With more than 33% of the ASEAN GDP, Indonesia is a key emerging market in Southeast Asia with remarkable growth rates and a burgeoning middle class. The archipelago is the 4th most populous and the 10th largest economy in the world on a Purchasing Power Parity (PPP) basis, with an important say in international economic fora such as the WTO and G20. The Indonesian economy has more than tripled its size in the last decade, and GDP growth in 2017 was 5.2%. Throughout 2017, Indonesia’s economy has regained a recovery momentum and macroeconomic stability has been maintained. Foreign direct investment into Indonesia grew steadily by 8.4% in 2017.

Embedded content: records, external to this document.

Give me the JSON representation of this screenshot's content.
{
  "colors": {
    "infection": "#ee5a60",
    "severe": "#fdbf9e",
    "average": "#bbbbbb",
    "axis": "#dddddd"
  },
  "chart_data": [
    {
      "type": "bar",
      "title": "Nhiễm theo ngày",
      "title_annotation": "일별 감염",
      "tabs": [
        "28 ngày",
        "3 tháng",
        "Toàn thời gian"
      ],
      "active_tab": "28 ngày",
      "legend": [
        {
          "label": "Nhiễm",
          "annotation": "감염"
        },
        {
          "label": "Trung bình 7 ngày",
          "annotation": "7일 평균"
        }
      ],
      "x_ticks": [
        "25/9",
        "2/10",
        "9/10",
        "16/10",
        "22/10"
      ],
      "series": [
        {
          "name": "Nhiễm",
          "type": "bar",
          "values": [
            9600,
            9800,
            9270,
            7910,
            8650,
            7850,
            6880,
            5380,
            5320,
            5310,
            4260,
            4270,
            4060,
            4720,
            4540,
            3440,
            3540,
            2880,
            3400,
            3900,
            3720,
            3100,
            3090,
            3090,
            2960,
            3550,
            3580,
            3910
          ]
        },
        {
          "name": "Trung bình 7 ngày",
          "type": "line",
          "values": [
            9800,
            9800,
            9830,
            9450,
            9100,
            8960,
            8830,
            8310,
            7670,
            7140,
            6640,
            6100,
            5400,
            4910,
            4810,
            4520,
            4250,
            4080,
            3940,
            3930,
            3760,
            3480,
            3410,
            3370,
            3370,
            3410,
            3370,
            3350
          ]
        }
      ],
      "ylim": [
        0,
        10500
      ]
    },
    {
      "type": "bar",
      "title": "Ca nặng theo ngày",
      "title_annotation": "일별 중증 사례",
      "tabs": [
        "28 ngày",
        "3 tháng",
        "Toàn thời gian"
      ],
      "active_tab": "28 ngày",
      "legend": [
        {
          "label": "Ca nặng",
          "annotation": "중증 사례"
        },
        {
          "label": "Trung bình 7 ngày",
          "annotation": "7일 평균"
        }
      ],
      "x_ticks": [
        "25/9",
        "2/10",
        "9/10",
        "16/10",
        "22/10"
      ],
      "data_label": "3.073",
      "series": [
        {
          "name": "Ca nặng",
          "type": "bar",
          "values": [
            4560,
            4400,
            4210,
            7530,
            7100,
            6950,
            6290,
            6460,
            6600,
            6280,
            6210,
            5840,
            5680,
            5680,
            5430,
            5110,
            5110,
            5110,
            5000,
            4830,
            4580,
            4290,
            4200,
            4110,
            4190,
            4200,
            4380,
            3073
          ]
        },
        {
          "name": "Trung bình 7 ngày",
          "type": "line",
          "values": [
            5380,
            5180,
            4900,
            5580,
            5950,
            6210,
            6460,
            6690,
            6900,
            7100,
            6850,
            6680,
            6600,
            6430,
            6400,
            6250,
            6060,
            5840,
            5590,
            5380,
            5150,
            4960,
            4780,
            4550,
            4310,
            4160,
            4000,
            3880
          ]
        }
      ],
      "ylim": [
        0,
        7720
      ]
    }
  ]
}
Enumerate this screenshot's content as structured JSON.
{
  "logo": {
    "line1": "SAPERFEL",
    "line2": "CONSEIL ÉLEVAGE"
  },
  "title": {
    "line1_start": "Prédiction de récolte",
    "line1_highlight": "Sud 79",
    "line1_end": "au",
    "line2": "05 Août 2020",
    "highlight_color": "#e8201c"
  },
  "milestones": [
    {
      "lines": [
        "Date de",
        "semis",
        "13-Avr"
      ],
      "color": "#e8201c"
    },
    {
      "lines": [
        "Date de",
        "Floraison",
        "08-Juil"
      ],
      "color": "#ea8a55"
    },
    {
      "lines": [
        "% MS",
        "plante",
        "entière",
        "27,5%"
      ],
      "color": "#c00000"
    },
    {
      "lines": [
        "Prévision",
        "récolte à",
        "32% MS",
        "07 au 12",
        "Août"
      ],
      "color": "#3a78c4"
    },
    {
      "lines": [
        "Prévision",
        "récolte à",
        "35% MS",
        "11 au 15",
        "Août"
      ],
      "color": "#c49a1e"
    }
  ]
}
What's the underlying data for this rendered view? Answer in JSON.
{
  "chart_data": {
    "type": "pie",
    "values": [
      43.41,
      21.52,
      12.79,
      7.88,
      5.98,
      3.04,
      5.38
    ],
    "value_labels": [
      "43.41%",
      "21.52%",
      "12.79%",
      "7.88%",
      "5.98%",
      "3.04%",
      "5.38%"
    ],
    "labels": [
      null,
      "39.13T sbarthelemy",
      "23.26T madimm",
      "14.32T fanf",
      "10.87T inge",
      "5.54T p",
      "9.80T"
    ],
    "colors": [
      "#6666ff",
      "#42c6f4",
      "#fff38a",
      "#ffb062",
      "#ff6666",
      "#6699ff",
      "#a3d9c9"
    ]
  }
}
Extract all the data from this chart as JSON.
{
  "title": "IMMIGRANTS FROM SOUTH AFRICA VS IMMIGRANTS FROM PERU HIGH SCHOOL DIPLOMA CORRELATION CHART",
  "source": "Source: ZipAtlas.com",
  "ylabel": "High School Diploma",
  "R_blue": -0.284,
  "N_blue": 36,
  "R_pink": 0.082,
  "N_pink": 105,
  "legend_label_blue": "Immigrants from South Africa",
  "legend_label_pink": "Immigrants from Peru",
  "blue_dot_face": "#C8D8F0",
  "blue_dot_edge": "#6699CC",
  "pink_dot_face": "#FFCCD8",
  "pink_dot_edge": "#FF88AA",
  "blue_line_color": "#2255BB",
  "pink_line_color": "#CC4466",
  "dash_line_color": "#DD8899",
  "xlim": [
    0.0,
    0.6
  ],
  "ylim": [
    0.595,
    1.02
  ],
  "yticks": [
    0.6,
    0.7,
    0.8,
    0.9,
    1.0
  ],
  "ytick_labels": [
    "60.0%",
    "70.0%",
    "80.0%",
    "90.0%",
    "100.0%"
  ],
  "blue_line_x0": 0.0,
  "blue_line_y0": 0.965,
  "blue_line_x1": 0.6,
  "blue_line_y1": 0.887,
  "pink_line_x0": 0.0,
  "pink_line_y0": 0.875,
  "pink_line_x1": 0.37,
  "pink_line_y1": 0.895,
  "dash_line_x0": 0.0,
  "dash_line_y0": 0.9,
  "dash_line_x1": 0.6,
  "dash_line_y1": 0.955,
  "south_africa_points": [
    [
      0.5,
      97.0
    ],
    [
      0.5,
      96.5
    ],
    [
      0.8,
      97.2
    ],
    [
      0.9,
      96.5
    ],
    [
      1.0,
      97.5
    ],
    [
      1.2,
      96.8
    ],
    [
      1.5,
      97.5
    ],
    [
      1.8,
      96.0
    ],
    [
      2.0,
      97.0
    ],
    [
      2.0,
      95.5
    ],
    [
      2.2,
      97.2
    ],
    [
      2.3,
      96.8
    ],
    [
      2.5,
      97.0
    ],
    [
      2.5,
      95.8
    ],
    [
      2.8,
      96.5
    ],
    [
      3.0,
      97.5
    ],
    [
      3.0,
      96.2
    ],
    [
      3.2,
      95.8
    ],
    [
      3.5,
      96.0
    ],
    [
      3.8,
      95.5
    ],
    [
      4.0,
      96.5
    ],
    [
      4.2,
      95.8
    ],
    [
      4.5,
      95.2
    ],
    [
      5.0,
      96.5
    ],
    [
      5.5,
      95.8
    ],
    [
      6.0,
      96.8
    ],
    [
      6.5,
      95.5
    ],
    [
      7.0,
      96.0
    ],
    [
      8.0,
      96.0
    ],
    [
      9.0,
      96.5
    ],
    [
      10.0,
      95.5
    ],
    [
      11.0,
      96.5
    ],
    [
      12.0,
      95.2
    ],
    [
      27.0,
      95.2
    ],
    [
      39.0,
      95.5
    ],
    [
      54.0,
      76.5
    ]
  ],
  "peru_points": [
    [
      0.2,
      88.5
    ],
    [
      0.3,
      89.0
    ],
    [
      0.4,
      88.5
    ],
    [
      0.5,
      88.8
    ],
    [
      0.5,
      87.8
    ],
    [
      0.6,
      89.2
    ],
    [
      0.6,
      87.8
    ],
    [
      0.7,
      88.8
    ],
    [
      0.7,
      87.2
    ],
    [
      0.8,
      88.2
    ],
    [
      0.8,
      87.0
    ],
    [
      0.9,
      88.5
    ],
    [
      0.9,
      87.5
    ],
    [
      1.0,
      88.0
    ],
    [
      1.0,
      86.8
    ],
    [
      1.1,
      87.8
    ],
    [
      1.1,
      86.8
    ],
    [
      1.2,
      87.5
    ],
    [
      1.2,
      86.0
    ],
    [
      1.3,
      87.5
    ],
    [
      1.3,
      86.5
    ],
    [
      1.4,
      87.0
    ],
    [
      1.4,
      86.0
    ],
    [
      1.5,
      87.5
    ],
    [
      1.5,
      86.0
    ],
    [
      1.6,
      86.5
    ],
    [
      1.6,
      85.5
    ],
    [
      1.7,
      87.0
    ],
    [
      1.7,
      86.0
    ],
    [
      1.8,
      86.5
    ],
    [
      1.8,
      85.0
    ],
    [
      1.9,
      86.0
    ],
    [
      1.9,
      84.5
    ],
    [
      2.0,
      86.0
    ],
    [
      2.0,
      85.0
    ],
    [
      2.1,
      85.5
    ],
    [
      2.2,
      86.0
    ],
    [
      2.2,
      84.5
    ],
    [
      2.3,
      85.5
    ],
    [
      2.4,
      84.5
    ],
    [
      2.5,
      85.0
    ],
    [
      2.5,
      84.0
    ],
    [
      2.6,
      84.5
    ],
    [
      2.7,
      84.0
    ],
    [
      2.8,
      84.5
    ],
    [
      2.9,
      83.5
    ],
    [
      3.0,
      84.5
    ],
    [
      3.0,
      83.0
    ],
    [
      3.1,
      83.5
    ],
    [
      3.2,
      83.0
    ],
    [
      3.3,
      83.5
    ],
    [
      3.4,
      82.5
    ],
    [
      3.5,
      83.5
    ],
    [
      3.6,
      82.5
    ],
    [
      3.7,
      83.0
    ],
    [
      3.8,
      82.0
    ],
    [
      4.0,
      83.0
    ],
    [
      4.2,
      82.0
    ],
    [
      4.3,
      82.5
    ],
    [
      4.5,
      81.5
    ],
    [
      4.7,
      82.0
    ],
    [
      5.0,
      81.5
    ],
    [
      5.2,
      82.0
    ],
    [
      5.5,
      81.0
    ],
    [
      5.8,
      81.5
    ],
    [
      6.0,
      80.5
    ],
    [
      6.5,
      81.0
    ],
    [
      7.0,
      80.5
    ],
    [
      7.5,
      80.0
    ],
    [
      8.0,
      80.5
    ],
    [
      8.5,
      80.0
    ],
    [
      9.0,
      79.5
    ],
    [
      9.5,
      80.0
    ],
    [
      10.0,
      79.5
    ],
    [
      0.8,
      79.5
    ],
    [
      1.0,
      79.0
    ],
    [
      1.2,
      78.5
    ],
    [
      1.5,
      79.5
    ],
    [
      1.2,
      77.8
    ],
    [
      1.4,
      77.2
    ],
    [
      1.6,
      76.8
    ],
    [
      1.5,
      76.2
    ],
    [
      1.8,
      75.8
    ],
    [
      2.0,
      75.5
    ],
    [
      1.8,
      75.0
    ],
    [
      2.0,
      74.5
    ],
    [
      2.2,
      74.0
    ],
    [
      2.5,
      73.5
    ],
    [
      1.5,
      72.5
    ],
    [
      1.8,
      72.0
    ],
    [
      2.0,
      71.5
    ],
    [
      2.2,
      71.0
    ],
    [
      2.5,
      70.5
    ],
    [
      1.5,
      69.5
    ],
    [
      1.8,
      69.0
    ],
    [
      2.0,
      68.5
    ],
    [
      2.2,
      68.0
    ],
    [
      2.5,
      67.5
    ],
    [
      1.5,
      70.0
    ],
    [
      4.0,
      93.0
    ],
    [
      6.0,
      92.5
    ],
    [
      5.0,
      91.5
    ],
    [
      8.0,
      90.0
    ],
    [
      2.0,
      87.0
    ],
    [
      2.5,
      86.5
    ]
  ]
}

With Indonesia’s burgeouing middle class potential, and household consumption accounting for 55% of GDP, increased incomes provide a massive opportunity for businesses. Over 40% of the population lie below the age of 30, are digital natives and are giving rise to the ”demographic dividend”.
Starting from 2015, Indonesia released a number of policy reform packages and legislative changes intended to stimulate the Indonesian economy. The reforms initiated by President Joko Widodo focus on improving industrial competitiveness through reducing red tape and other practical measures aimed at improving ease of doing business in Indonesia. In the World Bank’s Ease of Doing Business 2018 edition, Indonesia ranks 72nd, jumping 19 positions from being 91st in last year’s ranking (#114 in 2014). The World Bank praised Indonesia and labelled it as the country that made the biggest improvements in business regulations among Asia Pacific nations since 2005.
Indonesia has the world’s fourth largest middle class and ranks 3rd place in the top 5 emerging markets with the best middles class potential. Between 135 and 170 million people will be join the consuming class by 2030, depending on the GDP growth rates. Indonesia is forecasted t0 become the 5th largest economy in the world by 2030.